NDTV reported on the song's release, saying that viewers were "guaranteed to play it on loop". News18 reported that it was the second most-viewed song from the movie Kabir Singh. On the T-Series YouTube channel, "Tujhe Kitna Chahne Lage" was streamed 96 million times in the first month of the film's release, placing it second among the songs from the Kabir Singh soundtrack.

Spotify announced that "Tujhe Kitna Chahne Lage" was the second most-streamed song of 2019 in India. Another song from the same film, "Bekhayali", was third.

==Reception==
India Today reported that "Tujhe Kitna Chahne Lage" was a sure candidate as "the next anthem for broken hearts". It described the song as an "off-beat sad-romantic number" that was different from other conventional songs of similar type.
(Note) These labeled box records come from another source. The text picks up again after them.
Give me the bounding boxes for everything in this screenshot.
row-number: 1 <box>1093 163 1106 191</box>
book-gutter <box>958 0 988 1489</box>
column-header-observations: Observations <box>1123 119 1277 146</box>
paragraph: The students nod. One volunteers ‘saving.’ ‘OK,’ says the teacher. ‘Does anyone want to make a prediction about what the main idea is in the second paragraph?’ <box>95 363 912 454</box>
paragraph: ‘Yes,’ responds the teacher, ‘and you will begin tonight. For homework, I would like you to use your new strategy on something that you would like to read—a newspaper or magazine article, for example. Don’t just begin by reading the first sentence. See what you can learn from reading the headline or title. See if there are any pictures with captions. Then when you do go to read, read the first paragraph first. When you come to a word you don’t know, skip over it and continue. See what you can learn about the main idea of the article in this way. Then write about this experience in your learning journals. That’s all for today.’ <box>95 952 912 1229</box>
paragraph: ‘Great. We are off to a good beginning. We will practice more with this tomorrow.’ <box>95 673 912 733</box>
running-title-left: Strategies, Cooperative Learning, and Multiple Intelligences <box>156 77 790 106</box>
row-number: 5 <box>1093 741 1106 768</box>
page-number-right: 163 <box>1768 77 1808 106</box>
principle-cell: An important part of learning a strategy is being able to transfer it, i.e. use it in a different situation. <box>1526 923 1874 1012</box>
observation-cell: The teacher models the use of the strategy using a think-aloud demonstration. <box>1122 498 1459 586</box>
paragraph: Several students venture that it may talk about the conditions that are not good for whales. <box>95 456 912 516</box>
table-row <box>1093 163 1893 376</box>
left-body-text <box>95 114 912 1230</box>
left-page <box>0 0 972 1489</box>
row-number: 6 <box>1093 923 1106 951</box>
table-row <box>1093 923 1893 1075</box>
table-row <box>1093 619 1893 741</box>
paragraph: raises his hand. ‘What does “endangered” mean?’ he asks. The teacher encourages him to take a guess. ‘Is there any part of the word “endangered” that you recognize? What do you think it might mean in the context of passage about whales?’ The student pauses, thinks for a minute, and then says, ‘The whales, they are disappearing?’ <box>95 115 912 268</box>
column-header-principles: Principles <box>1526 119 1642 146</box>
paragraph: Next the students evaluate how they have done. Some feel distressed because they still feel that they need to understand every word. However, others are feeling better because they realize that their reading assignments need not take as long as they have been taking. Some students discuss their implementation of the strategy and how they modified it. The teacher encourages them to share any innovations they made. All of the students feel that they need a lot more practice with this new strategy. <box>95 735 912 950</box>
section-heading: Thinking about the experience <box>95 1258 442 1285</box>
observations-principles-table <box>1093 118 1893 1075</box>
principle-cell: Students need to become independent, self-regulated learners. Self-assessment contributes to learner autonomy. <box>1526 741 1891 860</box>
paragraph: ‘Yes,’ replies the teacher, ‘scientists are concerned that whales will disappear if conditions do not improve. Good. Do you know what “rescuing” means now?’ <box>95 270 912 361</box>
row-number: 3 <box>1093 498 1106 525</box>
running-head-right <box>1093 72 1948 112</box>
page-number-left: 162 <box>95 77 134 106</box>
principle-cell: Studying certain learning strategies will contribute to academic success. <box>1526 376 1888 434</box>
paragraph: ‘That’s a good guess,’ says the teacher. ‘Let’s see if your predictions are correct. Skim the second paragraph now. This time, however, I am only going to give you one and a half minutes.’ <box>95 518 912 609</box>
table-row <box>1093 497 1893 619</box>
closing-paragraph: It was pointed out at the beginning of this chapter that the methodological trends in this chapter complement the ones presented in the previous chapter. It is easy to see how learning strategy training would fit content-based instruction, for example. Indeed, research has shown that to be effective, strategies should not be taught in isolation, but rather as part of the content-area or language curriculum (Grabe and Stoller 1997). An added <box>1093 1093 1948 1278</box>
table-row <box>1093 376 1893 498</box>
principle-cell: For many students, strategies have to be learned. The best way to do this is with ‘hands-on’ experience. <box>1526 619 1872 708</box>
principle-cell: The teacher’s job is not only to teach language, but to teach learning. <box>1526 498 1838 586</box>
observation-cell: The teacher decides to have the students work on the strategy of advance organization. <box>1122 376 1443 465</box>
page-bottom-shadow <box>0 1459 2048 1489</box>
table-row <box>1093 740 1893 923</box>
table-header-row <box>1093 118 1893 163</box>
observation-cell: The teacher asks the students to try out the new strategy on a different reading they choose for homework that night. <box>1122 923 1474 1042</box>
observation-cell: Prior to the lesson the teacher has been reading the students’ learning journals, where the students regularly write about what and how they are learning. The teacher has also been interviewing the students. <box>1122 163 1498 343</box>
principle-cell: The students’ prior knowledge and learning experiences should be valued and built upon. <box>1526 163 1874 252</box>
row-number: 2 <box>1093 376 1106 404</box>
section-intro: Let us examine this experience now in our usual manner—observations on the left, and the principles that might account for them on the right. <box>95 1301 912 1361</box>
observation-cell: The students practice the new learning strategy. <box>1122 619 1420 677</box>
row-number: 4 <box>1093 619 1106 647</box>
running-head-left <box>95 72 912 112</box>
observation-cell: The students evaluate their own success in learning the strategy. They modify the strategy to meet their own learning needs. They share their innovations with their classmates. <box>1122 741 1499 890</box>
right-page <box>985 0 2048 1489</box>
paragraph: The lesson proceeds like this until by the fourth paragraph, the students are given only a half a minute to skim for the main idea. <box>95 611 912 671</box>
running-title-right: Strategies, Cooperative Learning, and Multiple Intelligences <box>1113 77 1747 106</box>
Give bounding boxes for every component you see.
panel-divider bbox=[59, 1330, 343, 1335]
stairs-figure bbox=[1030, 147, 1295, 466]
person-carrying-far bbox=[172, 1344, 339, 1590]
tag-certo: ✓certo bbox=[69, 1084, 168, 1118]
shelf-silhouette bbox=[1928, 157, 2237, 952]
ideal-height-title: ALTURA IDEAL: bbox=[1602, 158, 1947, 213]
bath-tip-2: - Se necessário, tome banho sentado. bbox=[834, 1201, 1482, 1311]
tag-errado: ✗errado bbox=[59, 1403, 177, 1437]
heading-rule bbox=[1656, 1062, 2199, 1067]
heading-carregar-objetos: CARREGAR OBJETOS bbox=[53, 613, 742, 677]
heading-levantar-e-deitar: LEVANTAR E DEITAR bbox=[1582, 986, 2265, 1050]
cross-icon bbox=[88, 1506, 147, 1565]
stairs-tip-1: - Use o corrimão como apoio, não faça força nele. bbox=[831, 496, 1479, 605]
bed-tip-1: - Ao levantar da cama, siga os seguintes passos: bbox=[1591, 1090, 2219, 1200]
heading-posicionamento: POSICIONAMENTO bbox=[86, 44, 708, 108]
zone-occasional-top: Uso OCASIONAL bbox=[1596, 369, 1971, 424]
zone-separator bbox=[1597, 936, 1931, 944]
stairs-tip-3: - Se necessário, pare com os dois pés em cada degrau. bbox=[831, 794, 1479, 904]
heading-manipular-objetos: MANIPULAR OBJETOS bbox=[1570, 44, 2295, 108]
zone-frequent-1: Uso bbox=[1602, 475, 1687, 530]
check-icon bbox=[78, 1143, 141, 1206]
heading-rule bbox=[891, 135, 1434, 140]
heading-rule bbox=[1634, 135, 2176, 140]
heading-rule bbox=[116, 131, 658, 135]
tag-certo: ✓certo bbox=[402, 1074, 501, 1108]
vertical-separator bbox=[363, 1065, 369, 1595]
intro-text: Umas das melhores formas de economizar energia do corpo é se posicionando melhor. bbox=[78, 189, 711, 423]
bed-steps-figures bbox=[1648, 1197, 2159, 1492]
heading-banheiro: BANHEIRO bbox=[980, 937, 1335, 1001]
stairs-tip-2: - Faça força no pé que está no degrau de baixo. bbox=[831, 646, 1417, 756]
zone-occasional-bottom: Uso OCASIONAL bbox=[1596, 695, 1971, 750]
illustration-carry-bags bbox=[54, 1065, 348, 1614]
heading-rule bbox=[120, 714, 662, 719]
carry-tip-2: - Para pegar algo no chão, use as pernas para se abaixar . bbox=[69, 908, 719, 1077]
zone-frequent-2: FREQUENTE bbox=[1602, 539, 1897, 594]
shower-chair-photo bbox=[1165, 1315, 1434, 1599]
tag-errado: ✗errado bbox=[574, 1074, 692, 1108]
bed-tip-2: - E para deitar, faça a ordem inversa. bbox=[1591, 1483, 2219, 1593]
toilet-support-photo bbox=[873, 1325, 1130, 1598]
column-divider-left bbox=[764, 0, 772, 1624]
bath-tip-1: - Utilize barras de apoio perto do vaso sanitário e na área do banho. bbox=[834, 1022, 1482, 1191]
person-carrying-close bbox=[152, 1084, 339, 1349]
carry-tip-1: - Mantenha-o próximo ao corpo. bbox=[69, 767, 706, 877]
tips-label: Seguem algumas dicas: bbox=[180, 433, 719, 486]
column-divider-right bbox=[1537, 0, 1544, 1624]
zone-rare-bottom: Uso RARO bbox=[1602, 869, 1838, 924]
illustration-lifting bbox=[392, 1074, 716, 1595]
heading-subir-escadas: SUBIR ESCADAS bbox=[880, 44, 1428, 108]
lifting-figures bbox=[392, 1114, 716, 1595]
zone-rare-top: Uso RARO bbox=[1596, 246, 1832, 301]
The Times of India said: "the song very beautifully captures the emotions of the one smitten by love and at the same time, describes the pain of losing that someone special." Scroll.in characterised Kabir Singhs songs, including "Tujhe Kitna Chahne Lage", as "saccharine rock".

DNA India reported that the song was "a soulful heart-wrenching melody".

"Tujhe Kitna Chahne Lage" is called a "tearjerker" in the title of another Scroll.in review, in which the song is described as a "pensive ballad that speaks of the hero's heartbreak". The Statesman called the song a "sad romantic track", and "an off-beat-romantic number". SpotboyE called the song "melancholic yet beautiful".